Alli McCartney, a managing director at UBS Private Wealth Management, said it'd be difficult for investors to fight what she called the "fast and furious Fed":
"The market, since, basically, quarantine, has been driven by our fast and furious Fed, which has been followed by Federal Reserve support around the world that is both unprecedented in scope and extraordinarily targeted. There are also two other things which are driving the market and I think will continue to produce volatility, one of which was evidenced [Monday] night, which is continued conversations and tension and volatility around the election. China rhetoric is going to pay a large part of that. Taxation will also pay a large part of that. The other thing is simply the second wave. Now, obviously, we've seen both in this country and in Asia significant second waves, but that seems to not be affecting the market in the way in which a lot of us thought it would. And, again, that just simply goes back to the Fed. When you look at the amount of stimulus, the amount of money — M1, money supply — that's been put into this economy, in the last three months, our money supply year over year has grown 34%. There is a strong correlation between year-over-year growth in money supply and, not surprisingly, in multiples, in valuation and in equity prices. And … again, [a] fast and furious Fed is really tough to fight on a micro level."

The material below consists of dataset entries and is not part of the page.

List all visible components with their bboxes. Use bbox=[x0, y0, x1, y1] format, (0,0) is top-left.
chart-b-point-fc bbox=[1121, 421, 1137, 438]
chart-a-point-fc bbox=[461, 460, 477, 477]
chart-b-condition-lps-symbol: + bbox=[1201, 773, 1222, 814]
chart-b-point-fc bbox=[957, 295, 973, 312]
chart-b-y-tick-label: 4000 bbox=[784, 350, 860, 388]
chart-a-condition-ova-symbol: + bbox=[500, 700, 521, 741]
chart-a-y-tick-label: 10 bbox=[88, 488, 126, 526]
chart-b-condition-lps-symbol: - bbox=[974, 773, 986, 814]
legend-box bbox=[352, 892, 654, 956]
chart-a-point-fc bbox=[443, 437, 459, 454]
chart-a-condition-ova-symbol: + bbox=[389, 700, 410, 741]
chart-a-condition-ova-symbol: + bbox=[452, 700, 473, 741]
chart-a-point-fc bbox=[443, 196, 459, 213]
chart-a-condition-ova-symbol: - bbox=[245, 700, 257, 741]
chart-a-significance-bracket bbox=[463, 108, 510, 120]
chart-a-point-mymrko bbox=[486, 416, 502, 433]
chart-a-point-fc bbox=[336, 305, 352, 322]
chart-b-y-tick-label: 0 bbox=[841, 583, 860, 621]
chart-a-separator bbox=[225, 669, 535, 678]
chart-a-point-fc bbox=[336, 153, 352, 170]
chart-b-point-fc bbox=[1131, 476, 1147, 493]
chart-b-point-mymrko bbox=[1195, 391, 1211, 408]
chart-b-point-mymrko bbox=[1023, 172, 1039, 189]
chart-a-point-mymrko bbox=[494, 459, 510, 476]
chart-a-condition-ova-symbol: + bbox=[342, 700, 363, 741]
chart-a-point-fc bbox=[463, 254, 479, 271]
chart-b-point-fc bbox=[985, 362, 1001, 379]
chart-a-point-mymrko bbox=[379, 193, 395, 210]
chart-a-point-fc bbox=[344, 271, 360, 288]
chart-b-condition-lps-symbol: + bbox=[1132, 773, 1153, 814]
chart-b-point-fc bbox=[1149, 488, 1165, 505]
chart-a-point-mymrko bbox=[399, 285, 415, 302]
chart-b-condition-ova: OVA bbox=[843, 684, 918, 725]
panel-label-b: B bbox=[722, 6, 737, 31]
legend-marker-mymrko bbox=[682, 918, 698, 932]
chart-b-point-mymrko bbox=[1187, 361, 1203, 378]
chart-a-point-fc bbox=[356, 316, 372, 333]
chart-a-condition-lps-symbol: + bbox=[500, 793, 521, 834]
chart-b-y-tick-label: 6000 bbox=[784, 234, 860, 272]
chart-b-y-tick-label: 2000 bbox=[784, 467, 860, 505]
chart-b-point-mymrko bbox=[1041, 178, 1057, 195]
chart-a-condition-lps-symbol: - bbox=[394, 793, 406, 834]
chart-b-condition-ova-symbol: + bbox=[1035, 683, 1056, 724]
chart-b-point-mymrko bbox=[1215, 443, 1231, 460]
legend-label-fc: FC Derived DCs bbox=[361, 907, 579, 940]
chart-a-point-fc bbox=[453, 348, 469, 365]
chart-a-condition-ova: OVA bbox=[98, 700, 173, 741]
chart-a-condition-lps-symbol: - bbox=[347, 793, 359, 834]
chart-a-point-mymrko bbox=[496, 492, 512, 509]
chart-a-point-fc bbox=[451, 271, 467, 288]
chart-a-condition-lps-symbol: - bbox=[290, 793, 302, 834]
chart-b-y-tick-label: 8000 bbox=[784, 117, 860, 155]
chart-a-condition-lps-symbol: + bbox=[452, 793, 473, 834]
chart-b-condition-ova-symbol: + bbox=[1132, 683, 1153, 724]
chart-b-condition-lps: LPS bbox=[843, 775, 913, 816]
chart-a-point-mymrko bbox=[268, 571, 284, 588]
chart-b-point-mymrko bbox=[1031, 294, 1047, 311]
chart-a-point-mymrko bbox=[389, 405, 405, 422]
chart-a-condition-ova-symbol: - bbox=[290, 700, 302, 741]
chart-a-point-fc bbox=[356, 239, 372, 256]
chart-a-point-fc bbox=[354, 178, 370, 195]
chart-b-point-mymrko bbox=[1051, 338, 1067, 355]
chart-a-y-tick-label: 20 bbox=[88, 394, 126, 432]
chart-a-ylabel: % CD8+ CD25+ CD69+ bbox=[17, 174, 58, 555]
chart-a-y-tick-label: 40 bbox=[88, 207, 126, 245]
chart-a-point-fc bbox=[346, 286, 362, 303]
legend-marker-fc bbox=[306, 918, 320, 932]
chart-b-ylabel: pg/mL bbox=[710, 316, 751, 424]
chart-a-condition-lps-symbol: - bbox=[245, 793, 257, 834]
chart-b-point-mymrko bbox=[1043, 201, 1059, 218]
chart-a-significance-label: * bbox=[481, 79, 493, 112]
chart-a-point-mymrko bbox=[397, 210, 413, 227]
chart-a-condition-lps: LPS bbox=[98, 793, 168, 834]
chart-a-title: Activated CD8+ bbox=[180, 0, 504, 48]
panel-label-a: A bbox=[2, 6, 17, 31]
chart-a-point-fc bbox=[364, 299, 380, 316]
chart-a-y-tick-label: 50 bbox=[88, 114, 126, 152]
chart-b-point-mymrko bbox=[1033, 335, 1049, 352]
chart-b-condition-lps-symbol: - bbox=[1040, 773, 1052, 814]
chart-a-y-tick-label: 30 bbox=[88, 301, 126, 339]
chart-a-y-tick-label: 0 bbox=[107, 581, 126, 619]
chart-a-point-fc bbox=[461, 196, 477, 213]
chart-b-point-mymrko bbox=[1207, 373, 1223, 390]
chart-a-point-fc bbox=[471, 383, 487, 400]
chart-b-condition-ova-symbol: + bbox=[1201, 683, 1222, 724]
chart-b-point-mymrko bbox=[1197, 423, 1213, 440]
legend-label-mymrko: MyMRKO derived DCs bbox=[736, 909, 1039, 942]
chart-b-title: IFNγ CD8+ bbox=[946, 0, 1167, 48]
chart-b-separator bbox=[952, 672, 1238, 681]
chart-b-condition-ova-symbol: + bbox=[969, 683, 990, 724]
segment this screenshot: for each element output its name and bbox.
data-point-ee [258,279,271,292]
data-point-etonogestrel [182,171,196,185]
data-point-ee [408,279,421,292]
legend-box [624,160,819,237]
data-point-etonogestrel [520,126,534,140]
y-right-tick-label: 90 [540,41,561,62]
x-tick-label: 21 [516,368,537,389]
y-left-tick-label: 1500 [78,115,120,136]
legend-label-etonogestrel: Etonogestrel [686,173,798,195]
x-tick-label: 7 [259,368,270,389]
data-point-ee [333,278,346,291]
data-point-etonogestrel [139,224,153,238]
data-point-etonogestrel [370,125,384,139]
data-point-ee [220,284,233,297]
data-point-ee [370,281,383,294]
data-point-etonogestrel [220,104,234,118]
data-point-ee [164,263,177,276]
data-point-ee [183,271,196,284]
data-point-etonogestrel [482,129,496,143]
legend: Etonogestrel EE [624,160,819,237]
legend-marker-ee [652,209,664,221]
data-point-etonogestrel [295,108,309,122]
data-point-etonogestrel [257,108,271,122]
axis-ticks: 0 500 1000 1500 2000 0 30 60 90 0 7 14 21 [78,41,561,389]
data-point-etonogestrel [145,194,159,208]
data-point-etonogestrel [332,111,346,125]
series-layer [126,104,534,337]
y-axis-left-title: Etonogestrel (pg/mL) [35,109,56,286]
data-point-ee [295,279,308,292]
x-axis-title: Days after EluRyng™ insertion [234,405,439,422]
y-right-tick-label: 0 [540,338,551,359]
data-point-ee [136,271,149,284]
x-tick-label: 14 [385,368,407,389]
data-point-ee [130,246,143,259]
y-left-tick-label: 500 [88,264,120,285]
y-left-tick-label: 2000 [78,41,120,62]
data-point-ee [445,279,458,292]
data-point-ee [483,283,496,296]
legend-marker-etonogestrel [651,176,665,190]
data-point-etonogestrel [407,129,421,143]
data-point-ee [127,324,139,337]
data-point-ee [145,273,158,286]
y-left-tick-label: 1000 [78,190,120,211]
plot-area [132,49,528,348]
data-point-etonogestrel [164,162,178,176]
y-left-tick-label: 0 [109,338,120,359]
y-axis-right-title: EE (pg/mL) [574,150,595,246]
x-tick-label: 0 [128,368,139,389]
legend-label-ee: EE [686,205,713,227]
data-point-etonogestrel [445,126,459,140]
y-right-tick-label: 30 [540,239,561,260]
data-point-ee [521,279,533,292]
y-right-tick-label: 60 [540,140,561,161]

Leo Kelly, CEO of Verdence Capital Advisors, emphasized the importance of discipline:
"As long as the pace of change continues to improve, then I think it's still sustainable. In other words, when we look at economic data, while it is not as good on any measure as it has been, it is improving, it is improving consistently, and that pace of improvement is actually accelerating. More importantly, in the world of the science, we're seeing that improve dramatically. So, when we look at whether it's vaccines or it's therapeutics, there's so much going into that solution all at one time – money, brain power. That is developing very, very quickly and that gives hope that we're going to open up quicker and we're going to have a much faster recovery. Add to that the Fed, add to that the stimulus and all of the capital that's poured in the system, and it's not very surprising that we have a recovery. Now, in terms of valuations, obviously, there are pockets of the market that have really shot up and are starting to reach extremes. There are some significant valuation gaps in the market between certain sectors and industries, and I think investors just have to be very smart and disciplined at this particular time. I think the biggest mistake an investor can make is trying to match the volume of news flow with the volume of activity in their portfolios. This is a point where you have to be smart. It's good to have a little cash on the sidelines. Expect volatility and be mindful of [three] things: your allocation, your targets and what the valuation is in the market. Discipline is the call here, especially after a run this significant."